As a webmaster, when you put a page up on the web, there may be parts of that page that you may not want to have indexed by a search engine.
Many web pages contain information that isn’t unique to each page, such as the navigation for a site, copyright notices, advertising, links to other sites such as blog rolls, and other sections that may not contain information about the main topic of the page itself.
Yahoo’s Robots-Noindex Classes
In May of 2007, Yahoo made a post on the Yahoo Search Blog about how webmasters could let the search engine know that content in certain sections of pages shouldn’t be returned in search results to searchers, titled Introducing Robots-Nocontent for Page Sections.
The Yahoo Search Help pages provide details on how to assign a class of “robots-noindex” to HTML elements, so that the content inside of those elements aren’t recalled by the search engine in response to a search, in “How do I mark web page content that is extraneous to the main unique content on the page?” (No longer available)
Yahoo Patent Filing on No-Recall Sections
A Yahoo patent application was published last week which looks more deeply into how the search engine would follow directions not to recall sections of pages pursuant to “robots-nonindex” tags.
It also describes how the search engine might decide on its own that some sections of web pages shouldn’t be returned to searches regardless of whether we use the “robots-noindex” or not, after they break a page down into sections, and analyze the content of those sections.
The Yahoo filing provides a way for it to rate different sections of a page against a main topic for a page, and designate some sections as no recall sections, that won’t be returned in a search for the content that they contain.
Method for improving quality of search results by avoiding indexing sections of pages
Invented by Priyank S. Garg, Amit J. Basu, Timothy M. Converse
US Patent Application 20080168053
Published July 10, 2008
Filed January 10, 2007
Abstract
A method and apparatus for improving search results is provided.

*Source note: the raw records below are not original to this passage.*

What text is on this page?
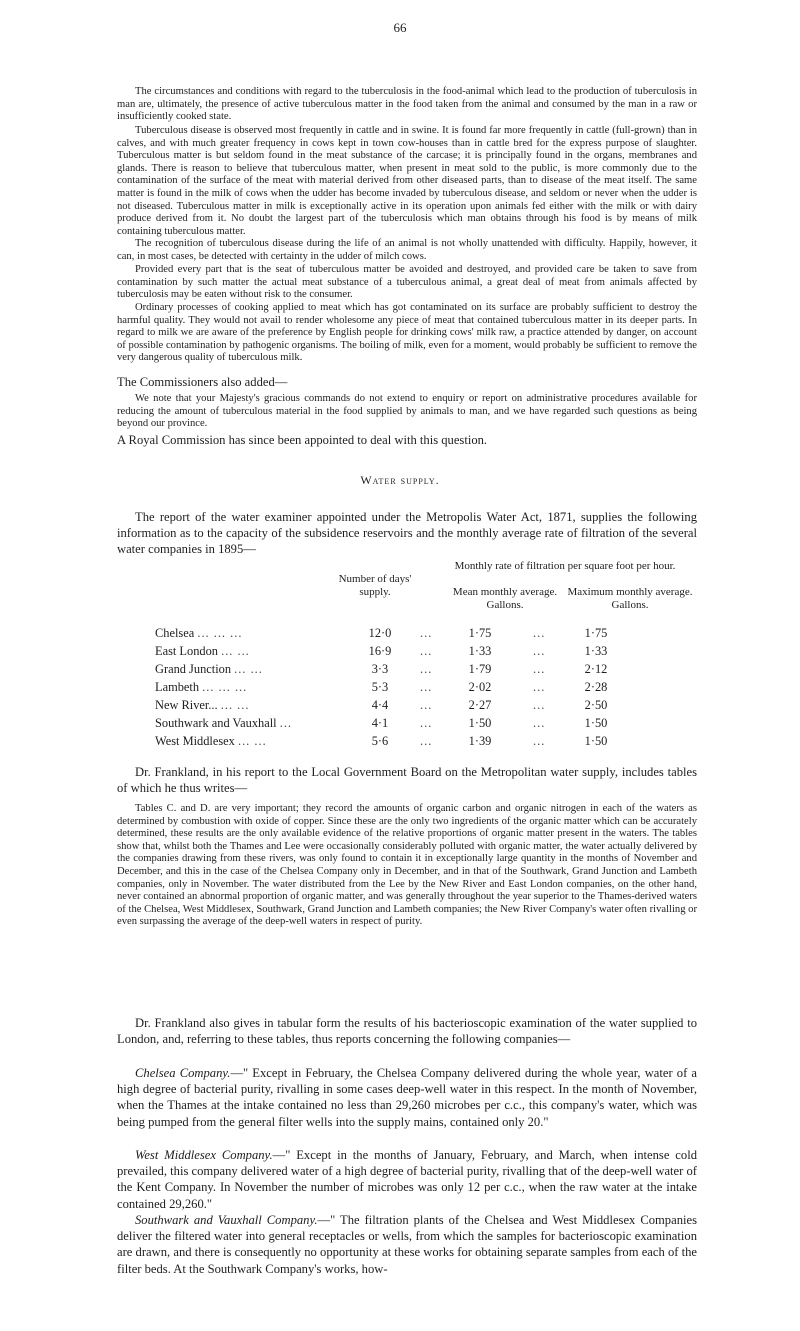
66

The circumstances and conditions with regard to the tuberculosis in the food-animal which lead to the production of tuberculosis in man are, ultimately, the presence of active tuberculous matter in the food taken from the animal and consumed by the man in a raw or insufficiently cooked state.

Tuberculous disease is observed most frequently in cattle and in swine. It is found far more frequently in cattle (full-grown) than in calves, and with much greater frequency in cows kept in town cow-houses than in cattle bred for the express purpose of slaughter. Tuberculous matter is but seldom found in the meat substance of the carcase; it is principally found in the organs, membranes and glands. There is reason to believe that tuberculous matter, when present in meat sold to the public, is more commonly due to the contamination of the surface of the meat with material derived from other diseased parts, than to disease of the meat itself. The same matter is found in the milk of cows when the udder has become invaded by tuberculous disease, and seldom or never when the udder is not diseased. Tuberculous matter in milk is exceptionally active in its operation upon animals fed either with the milk or with dairy produce derived from it. No doubt the largest part of the tuberculosis which man obtains through his food is by means of milk containing tuberculous matter.

The recognition of tuberculous disease during the life of an animal is not wholly unattended with difficulty. Happily, however, it can, in most cases, be detected with certainty in the udder of milch cows.

Provided every part that is the seat of tuberculous matter be avoided and destroyed, and provided care be taken to save from contamination by such matter the actual meat substance of a tuberculous animal, a great deal of meat from animals affected by tuberculosis may be eaten without risk to the consumer.

Ordinary processes of cooking applied to meat which has got contaminated on its surface are probably sufficient to destroy the harmful quality. They would not avail to render wholesome any piece of meat that contained tuberculous matter in its deeper parts. In regard to milk we are aware of the preference by English people for drinking cows' milk raw, a practice attended by danger, on account of possible contamination by pathogenic organisms. The boiling of milk, even for a moment, would probably be sufficient to remove the very dangerous quality of tuberculous milk.

The Commissioners also added—

We note that your Majesty's gracious commands do not extend to enquiry or report on administrative procedures available for reducing the amount of tuberculous material in the food supplied by animals to man, and we have regarded such questions as being beyond our province.

A Royal Commission has since been appointed to deal with this question.

Water supply.

The report of the water examiner appointed under the Metropolis Water Act, 1871, supplies the following information as to the capacity of the subsidence reservoirs and the monthly average rate of filtration of the several water companies in 1895—

Number of days' supply.
Monthly rate of filtration per square foot per hour.
Mean monthly average. Gallons.
Maximum monthly average. Gallons.
Chelsea ... ... ...	12·0	...	1·75	...	1·75
East London ... ...	16·9	...	1·33	...	1·33
Grand Junction ... ...	3·3	...	1·79	...	2·12
Lambeth ... ... ...	5·3	...	2·02	...	2·28
New River... ... ...	4·4	...	2·27	...	2·50
Southwark and Vauxhall ...	4·1	...	1·50	...	1·50
West Middlesex ... ...	5·6	...	1·39	...	1·50

Dr. Frankland, in his report to the Local Government Board on the Metropolitan water supply, includes tables of which he thus writes—

Tables C. and D. are very important; they record the amounts of organic carbon and organic nitrogen in each of the waters as determined by combustion with oxide of copper. Since these are the only two ingredients of the organic matter which can be accurately determined, these results are the only available evidence of the relative proportions of organic matter present in the waters. The tables show that, whilst both the Thames and Lee were occasionally considerably polluted with organic matter, the water actually delivered by the companies drawing from these rivers, was only found to contain it in exceptionally large quantity in the months of November and December, and this in the case of the Chelsea Company only in December, and in that of the Southwark, Grand Junction and Lambeth companies, only in November. The water distributed from the Lee by the New River and East London companies, on the other hand, never contained an abnormal proportion of organic matter, and was generally throughout the year superior to the Thames-derived waters of the Chelsea, West Middlesex, Southwark, Grand Junction and Lambeth companies; the New River Company's water often rivalling or even surpassing the average of the deep-well waters in respect of purity.

Dr. Frankland also gives in tabular form the results of his bacterioscopic examination of the water supplied to London, and, referring to these tables, thus reports concerning the following companies—

Chelsea Company.—" Except in February, the Chelsea Company delivered during the whole year, water of a high degree of bacterial purity, rivalling in some cases deep-well water in this respect. In the month of November, when the Thames at the intake contained no less than 29,260 microbes per c.c., this company's water, which was being pumped from the general filter wells into the supply mains, contained only 20."

West Middlesex Company.—" Except in the months of January, February, and March, when intense cold prevailed, this company delivered water of a high degree of bacterial purity, rivalling that of the deep-well water of the Kent Company. In November the number of microbes was only 12 per c.c., when the raw water at the intake contained 29,260."

Southwark and Vauxhall Company.—" The filtration plants of the Chelsea and West Middlesex Companies deliver the filtered water into general receptacles or wells, from which the samples for bacterioscopic examination are drawn, and there is consequently no opportunity at these works for obtaining separate samples from each of the filter beds. At the Southwark Company's works, how-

The method works by delineating sections of a document that are not relevant to the main content. The document content is subjected to ranking analysis in entirety. In response to a query results are recalled omitting terms included in the no-recall sections.
Terms in the no-recall sections are not used in titles and abstracts of the results. The results are ordered at least in part by the rankings attributed to the identified no-recall sections.
An Overview of the No-Recall Sectioning Process
Some of the method involved in the patent filing:
1) When a search crawling program visits a web page, it might pay attention to the structure of the page, breaking it down into sections.
2) The crawling program may identify sections to ignore, and to not index in the search engine and present (recall) to searchers.
3) Sections to be ignored may be referred to as “no-recall” sections, and sections of pages that are indexed may be referred to as “recall” sections.
4) The search engine crawling program may ignore sections of pages that have been marked by webmasters who have used a “robots-nocontent” class in an HTML tag around that section, such as a “div” or a “span” or other types of HTML elements that have opening and closing tags, such as paragraphs and other sections.
5) The search engine crawling program may also ignore sections of pages that may have been identified by analyzing section content rather than “robots-nocontent” classes.
6) Terms inside those no-recall sections do not contribute to the document term frequency counts in the search engine index, so words in those no-recall sections aren’t considered when determining which words a page may be relevant for in ranking a page for search queries.
The content in those no-recall sections are also not used for recalling the pages in response to search engine queries.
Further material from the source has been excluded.